Developer accuses TfL of 'fudging FOI requests'
Spinning its wheels on Boris Bike data?
Transport for London (TfL) is allegedly blocking attempts by the public to use Freedom of Information laws to obtain information from it, according to campaign group Big Brother Watch.
At issue is whether TfL has the right to impose terms and conditions on FOI requesters, limiting their use of any information to purposes favourable to TfL before it will release that information.
The story began back in October when Adrian Short, who describes himself as "a big fan of London’s Barclays Cycle Hire scheme", put in an FOI request to TfL for bike journey data. This was to support a free API service that he has created for developers, as well as a realtime 3D visualisation of bike availability and a simulator to help understand bike movement patterns, which he also built.
According to Short, nothing more was needed beyond "a single database query to fetch the times, origin and destination of each trip”. However, the information was not forthcoming.
Rather than providing the data as a one-off response to his FOI request, Matthew Towey, Information Governance Adviser to TfL, sent Short a message on 5 January stating that the data had now been uploaded on to the Developers' Area of the site.
Short is free to access the data provided he completes a registration form, which specifically states: "Before we give permission to use any feeds, we need to know how they will be used, where they will be used and how many people are likely to view them."
This, in turn, requires Short to accept contractual terms that included an undertaking (s2.1.2) that he "not use such information in any way that causes detriment to TfL or brings TfL into disrepute. The rights granted to You under these Terms and Conditions are limited to accessing and displaying or otherwise making available the Transport Data for the purposes stated by You in Your registration".
When Adrian responded asking Tfl to "just send him the data", Mr Towey replied that he noted his "preference to be sent this data directly without having to register".
This neatly put Short on the back foot, apparently asking for special privileged access not granted to other developers.
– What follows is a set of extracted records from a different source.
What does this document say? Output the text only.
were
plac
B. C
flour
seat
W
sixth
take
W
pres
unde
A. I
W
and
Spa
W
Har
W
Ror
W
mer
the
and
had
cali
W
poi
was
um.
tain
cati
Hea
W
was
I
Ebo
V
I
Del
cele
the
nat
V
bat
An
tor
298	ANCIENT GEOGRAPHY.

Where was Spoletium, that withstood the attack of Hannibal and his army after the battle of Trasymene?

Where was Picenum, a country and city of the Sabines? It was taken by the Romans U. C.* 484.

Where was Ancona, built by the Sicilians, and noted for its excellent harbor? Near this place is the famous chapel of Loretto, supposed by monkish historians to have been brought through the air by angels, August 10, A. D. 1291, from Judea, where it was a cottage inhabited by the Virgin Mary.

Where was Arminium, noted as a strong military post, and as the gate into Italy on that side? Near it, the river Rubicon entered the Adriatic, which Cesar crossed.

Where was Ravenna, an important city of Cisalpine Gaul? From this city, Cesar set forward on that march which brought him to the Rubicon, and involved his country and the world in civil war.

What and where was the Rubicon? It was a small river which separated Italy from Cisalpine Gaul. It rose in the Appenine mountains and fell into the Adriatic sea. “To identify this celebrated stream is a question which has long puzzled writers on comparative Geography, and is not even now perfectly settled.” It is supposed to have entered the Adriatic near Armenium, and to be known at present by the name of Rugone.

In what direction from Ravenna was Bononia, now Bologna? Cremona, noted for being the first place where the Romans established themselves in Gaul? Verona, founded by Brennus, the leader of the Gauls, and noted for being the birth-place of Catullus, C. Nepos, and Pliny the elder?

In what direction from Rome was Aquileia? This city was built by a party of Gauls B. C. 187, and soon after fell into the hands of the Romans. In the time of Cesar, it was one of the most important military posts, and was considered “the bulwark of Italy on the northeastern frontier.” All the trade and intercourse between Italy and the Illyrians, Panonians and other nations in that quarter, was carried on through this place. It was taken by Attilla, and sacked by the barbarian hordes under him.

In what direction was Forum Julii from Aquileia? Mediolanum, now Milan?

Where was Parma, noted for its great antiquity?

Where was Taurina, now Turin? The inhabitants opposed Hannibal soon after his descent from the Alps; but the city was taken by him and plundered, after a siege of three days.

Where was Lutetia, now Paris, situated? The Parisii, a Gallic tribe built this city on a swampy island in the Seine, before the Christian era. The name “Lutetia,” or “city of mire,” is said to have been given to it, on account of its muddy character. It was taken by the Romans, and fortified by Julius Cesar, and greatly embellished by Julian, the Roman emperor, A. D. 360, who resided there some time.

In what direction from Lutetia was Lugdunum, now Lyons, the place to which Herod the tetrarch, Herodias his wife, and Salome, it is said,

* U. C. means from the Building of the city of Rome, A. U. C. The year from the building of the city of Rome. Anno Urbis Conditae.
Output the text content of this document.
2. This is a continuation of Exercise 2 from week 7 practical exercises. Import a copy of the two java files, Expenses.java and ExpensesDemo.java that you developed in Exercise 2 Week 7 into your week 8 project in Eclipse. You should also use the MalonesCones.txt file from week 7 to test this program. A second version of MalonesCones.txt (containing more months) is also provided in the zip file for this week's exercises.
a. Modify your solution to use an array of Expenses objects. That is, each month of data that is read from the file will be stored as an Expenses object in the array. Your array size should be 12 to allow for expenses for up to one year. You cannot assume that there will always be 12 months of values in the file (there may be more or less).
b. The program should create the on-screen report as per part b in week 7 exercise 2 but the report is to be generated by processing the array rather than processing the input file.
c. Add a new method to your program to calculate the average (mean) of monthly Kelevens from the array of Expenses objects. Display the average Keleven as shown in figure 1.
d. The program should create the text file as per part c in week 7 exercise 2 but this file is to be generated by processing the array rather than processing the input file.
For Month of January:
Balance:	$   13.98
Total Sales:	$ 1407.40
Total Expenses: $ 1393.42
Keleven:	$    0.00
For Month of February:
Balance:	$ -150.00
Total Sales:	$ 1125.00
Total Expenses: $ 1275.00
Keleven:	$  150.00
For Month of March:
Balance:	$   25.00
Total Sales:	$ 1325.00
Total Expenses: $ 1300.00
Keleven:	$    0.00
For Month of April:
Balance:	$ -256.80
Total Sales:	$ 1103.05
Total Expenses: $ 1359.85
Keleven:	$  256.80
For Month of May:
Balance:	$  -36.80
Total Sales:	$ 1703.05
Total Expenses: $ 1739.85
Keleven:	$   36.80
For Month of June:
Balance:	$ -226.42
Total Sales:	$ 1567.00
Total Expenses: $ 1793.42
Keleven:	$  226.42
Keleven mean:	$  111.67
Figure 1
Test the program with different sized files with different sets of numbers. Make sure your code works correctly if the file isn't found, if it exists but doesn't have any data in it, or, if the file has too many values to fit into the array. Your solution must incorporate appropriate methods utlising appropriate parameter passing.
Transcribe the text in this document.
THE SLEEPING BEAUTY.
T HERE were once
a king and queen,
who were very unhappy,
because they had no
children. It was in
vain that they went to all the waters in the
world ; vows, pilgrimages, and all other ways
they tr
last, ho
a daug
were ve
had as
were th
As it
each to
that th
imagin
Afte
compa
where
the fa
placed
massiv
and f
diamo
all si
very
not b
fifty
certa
A simple FoI request has metamorphosed over the course of three months into something altogether different.
This is not likely to go down well with the Information Commissioner, who has previously pointed out (pdf)that "there are no references in the [Freedom of Information] Act indicating that anyone can be asked to provide a reason for requesting information".
More seriously, the Lord Chancellor’s code of practice on freedom of information states: "Authorities should be aware that the aim of providing assistance is to clarify the nature of the information sought, not to determine the aims or motivation of the applicant.
"Care should be taken not to give the applicant the impression that he or she is obliged to disclose the nature of his or her interest as a precondition to exercising the rights of access, or that he or she will be treated differently if he or she does (or does not)."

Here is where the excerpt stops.